O professor de História da New School for Social Research (EUA) Federico Finchelstein, afirmou que vivemos um período de constante ataque à democracia, como há muito não víamos – desde a queda do fascismo e da chegada do autoritarismo pelas ditaduras latinoamericanas. “Temos hoje a xenofobia extrema e a militarização da política. Quando falamos em fascismo, temos de saber se há mentira, política do ódio e ditadura.”

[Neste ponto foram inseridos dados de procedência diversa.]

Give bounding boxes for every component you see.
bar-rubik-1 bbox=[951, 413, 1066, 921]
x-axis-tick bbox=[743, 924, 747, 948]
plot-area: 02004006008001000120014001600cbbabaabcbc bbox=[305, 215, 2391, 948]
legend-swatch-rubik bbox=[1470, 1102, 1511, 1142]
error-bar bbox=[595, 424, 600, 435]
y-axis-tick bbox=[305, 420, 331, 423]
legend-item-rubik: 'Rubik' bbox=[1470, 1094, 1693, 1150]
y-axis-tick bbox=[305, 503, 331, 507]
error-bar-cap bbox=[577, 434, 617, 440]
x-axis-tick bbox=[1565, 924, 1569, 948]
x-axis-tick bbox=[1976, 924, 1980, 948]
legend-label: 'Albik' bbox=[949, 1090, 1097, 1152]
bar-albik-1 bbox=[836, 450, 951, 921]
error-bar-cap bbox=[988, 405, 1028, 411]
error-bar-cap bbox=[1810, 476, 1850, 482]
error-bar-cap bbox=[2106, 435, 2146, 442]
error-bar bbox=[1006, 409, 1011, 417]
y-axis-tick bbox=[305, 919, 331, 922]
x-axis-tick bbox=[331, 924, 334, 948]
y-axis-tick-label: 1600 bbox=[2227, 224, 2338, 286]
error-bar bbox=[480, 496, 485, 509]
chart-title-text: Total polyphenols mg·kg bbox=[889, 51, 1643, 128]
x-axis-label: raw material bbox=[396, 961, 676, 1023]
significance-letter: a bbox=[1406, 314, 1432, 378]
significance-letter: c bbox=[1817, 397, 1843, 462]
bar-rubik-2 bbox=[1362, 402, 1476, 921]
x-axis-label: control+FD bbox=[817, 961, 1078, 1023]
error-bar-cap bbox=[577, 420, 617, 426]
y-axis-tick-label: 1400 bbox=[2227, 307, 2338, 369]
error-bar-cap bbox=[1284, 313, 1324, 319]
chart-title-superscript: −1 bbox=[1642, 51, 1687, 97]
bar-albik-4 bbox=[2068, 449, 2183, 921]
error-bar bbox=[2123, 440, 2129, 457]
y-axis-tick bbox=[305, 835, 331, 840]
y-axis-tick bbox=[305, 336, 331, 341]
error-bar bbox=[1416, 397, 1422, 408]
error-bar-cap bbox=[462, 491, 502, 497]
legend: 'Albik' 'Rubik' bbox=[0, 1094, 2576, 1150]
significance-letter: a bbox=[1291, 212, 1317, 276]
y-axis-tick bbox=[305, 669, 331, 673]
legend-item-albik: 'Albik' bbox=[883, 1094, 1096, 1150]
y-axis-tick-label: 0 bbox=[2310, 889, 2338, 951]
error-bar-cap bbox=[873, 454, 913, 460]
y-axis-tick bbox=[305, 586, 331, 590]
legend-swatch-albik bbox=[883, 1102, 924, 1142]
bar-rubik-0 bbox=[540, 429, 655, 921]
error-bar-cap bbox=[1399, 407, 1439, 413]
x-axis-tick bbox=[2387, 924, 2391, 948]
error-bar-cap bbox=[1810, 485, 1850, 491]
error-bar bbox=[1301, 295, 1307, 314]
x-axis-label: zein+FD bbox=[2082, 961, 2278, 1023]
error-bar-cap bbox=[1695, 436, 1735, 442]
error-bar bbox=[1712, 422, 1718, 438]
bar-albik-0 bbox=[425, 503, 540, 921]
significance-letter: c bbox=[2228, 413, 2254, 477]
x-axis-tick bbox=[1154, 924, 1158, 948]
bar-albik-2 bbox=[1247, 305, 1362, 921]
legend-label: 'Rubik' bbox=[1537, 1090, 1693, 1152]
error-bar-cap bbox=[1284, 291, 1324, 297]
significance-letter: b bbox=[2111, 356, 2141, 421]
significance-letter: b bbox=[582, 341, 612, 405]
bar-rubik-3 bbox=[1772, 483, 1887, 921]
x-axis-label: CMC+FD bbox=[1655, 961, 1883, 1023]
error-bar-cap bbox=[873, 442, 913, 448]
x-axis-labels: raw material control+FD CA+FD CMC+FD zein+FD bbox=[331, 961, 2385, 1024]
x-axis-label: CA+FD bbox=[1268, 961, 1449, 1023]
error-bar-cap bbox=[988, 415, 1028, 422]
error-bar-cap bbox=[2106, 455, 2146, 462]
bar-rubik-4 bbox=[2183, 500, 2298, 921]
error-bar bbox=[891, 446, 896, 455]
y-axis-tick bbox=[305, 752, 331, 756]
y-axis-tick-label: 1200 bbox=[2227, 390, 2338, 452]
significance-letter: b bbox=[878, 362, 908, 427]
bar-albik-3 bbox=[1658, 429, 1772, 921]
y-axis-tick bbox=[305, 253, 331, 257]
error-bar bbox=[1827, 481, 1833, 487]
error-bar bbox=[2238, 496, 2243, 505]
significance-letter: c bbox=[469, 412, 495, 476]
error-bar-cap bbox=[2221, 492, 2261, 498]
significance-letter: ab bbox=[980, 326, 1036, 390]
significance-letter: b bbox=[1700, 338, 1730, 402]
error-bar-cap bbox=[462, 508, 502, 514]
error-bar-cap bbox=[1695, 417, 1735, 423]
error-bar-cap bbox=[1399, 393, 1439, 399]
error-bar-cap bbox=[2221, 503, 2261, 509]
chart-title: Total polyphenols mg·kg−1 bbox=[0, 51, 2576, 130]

“Atualmente, os populistas se aproximam do fascismo. Os fascistas não apenas mentem, mas também buscam transformar suas propagandas em verdades. Essa demonização do diferente faz parte do fascismo brasileiro e é importante perceber que não há fascismo sem ditadura. Uma das primeiras coisas atacadas pelo fascismo é o jornalismo. Eles não querem dados empíricos”, defendeu.

Direitos humanos

O encontro ainda contou com a participação da conselheira do CNJ Tânia Regina Silva Reckziegel, o deputado federal Orlando Silva, a professora da Fundação Getúlio Vargas (FGV) e diretora global de Educação do Banco Mundial, Cláudia Costin, e outras pessoas integrantes do Observatório de Direitos Humanos. A série com o tema da Liberdade de Expressão debate a proteção a esse direito fundamental no Brasil. O primeiro ocorreu em 14 de junho e o segundo, em 23 de agosto, com os assuntos liberdade de expressão artística e limites do poder do Estado e a liberdade de expressão dos povos indígenas, respectivamente.